Comment le cerveau oublie exprès

Anonim

Des chercheurs de la Ruhr-Universität Bochum et de l'hôpital universitaire de Gießen et de Marburg, en collaboration avec des collègues de Bonn, des Pays-Bas et du Royaume-Uni, ont analysé ce qui se passe dans le cerveau lorsque des humains veulent volontairement oublier quelque chose. Ils ont identifié deux zones du cerveau - le cortex préfrontal et l'hippocampe - dont les schémas d'activité sont caractéristiques du processus d'oubli. Ils ont mesuré l'activité cérébrale chez les patients souffrant d'épilepsie qui avaient des électrodes implantées dans le cerveau à des fins de planification chirurgicale. L'équipe dirigée par Carina Oehrn et le professeur Nikolai Axmacher présente les résultats dans la revue Current Biology, publiée en ligne le 6 septembre 2018.

"Au cours du siècle dernier, la recherche sur la mémoire a consisté principalement à comprendre comment les informations peuvent être mémorisées avec succès", explique Nikolai Axmacher, chef du département de neuropsychologie à Bochum. "Cependant, l'oubli est crucial pour le bien-être émotionnel et permet aux humains de se concentrer sur une tâche."

Activité cérébrale rythmique et test de mots

Les chercheurs ont enregistré l'activité cérébrale de 22 patients, qui avaient des électrodes implantées dans le cortex préfrontal ou dans une structure plus profonde, l'hippocampe. Ils ont présenté aux participants un certain nombre de mots, leur demandant de les mémoriser ou de les oublier. Un test a montré que les participants se souvenaient bien des mots qu'ils étaient censés oublier moins bien que les mots qu'ils étaient censés retenir.

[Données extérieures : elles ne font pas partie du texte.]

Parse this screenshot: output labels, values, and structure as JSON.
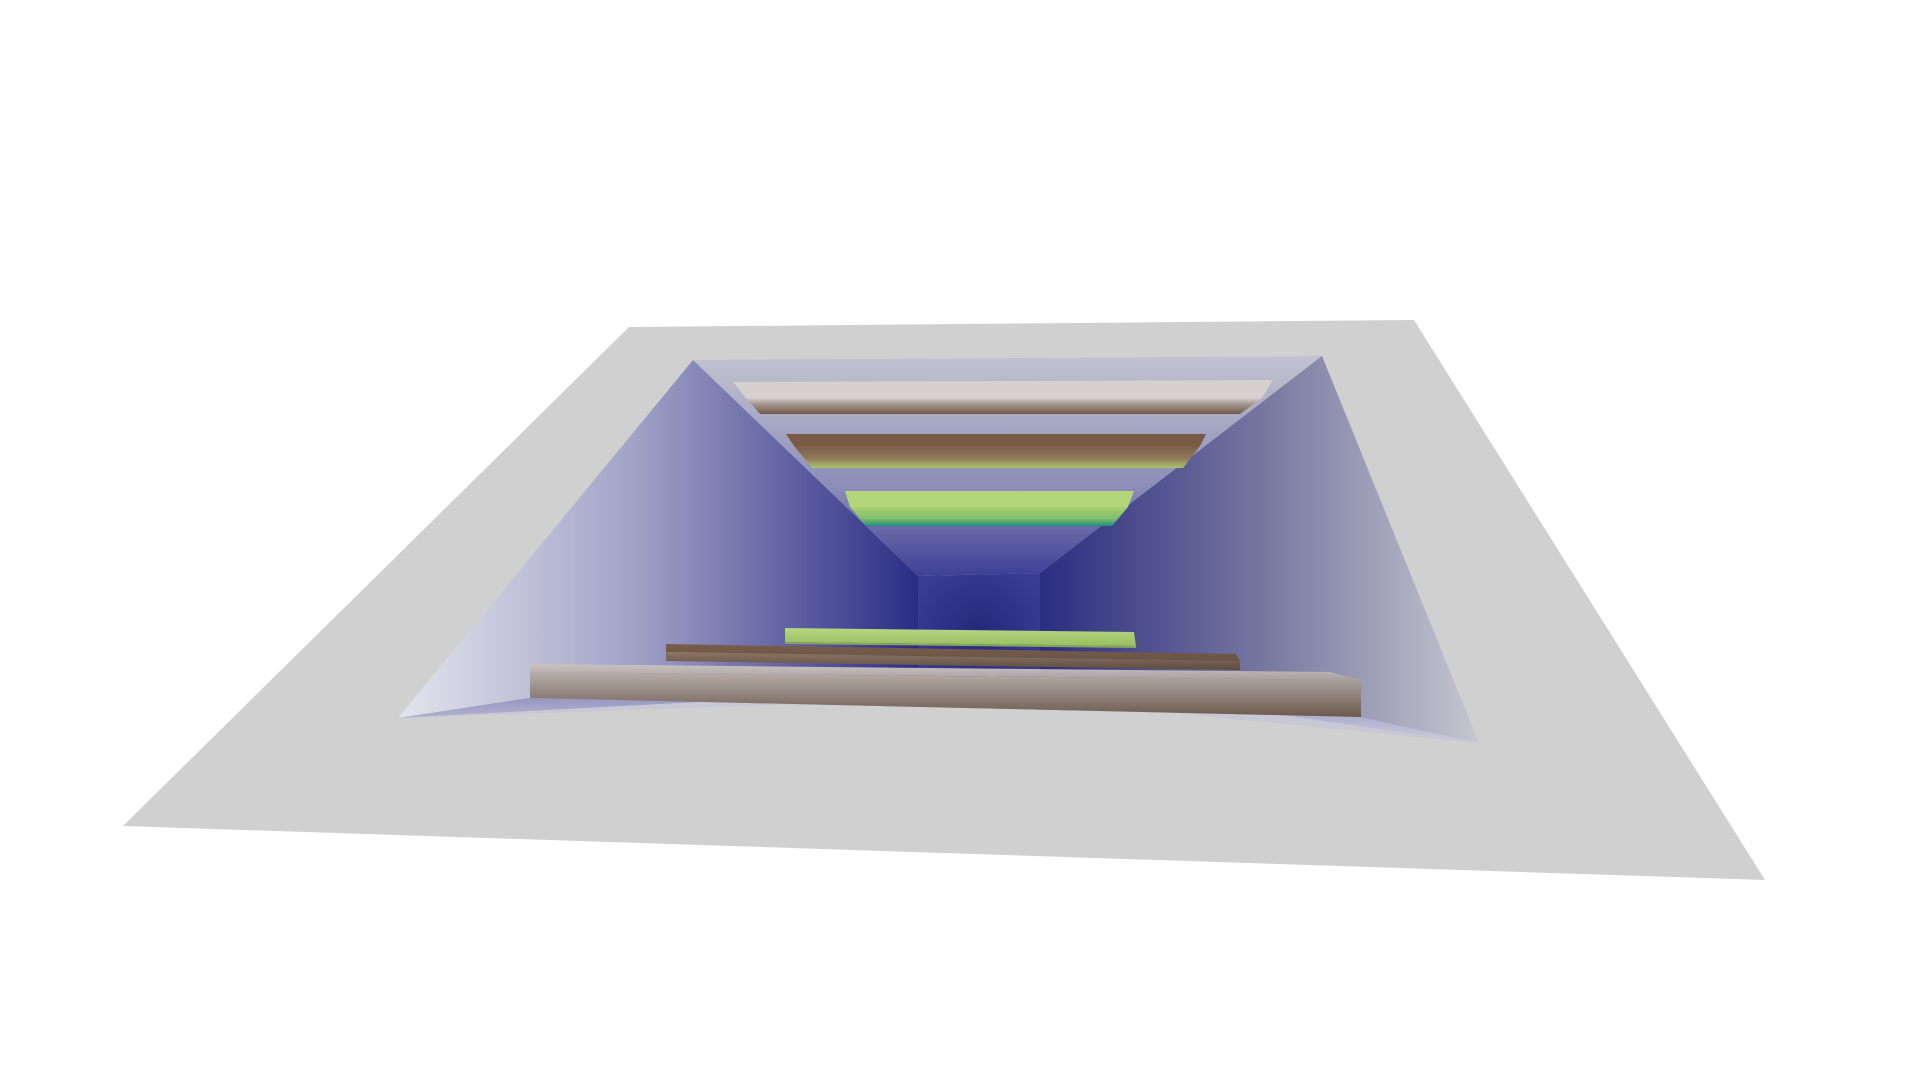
{
  "scene": {
    "background_color": "#ffffff",
    "plate_color": "#d0d0d0",
    "pit_rim_color": "#c9cbd6",
    "pit_deep_color": "#272a7d",
    "pit_mid_color": "#6e6fa8",
    "pit_light_color": "#d8d9e4",
    "step_top_brown": "#7b5f4c",
    "step_top_light": "#c4bdbb",
    "step_top_green": "#a4c96a",
    "step_edge_teal": "#2a9a78",
    "step_front_dark": "#6d5a4d",
    "step_front_light": "#b7aeaa"
  }
}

En effectuant l'analyse, les chercheurs ont porté une attention particulière à l'activité rythmique synchrone dans l'hippocampe et le cortex préfrontal. Pendant l’oubli actif, les oscillations dans les deux zones du cerveau ont montré des changements caractéristiques dans des bandes de fréquences spécifiques. Dans le cortex préfrontal, les oscillations entre trois et cinq hertz étaient plus prononcées, c'est-à-dire dans la gamme dite thêta. Ils ont été couplés à des oscillations accrues à des fréquences plus élevées, à savoir entre 6 et 18 Hertz, dans l'hippocampe.

La fréquence d'oubli

"Les données nous ont montré que pendant l’oubli actif, l’activité dans l’hippocampe, une région importante pour la mémoire, est régulée par le cortex préfrontal", explique Carina Oehrn, initialement impliquée dans le projet de recherche de Bochum. Hôpital à Marburg. "L'activité dans l'hippocampe n'est pas seulement supprimée; elle est plutôt commutée sur une fréquence différente, dans laquelle les informations actuellement traitées ne sont plus codées", poursuit le neuroscientifique.

L'équipe estime que la recherche sur l'oubli volontaire pourrait constituer la base de nouveaux traitements potentiels du trouble de stress post-traumatique, qui incitent les patients à revivre des souvenirs émotionnels négatifs encore et encore.

"Le cortex préfrontal, c'est-à-dire la région du cerveau qui exerce un contrôle actif sur les processus de la mémoire, peut être activé à des fins thérapeutiques par une stimulation magnétique ou électrique non invasive", selon Oehrn. "Néanmoins, les bénéfices de ce traitement devront être testés dans des études futures."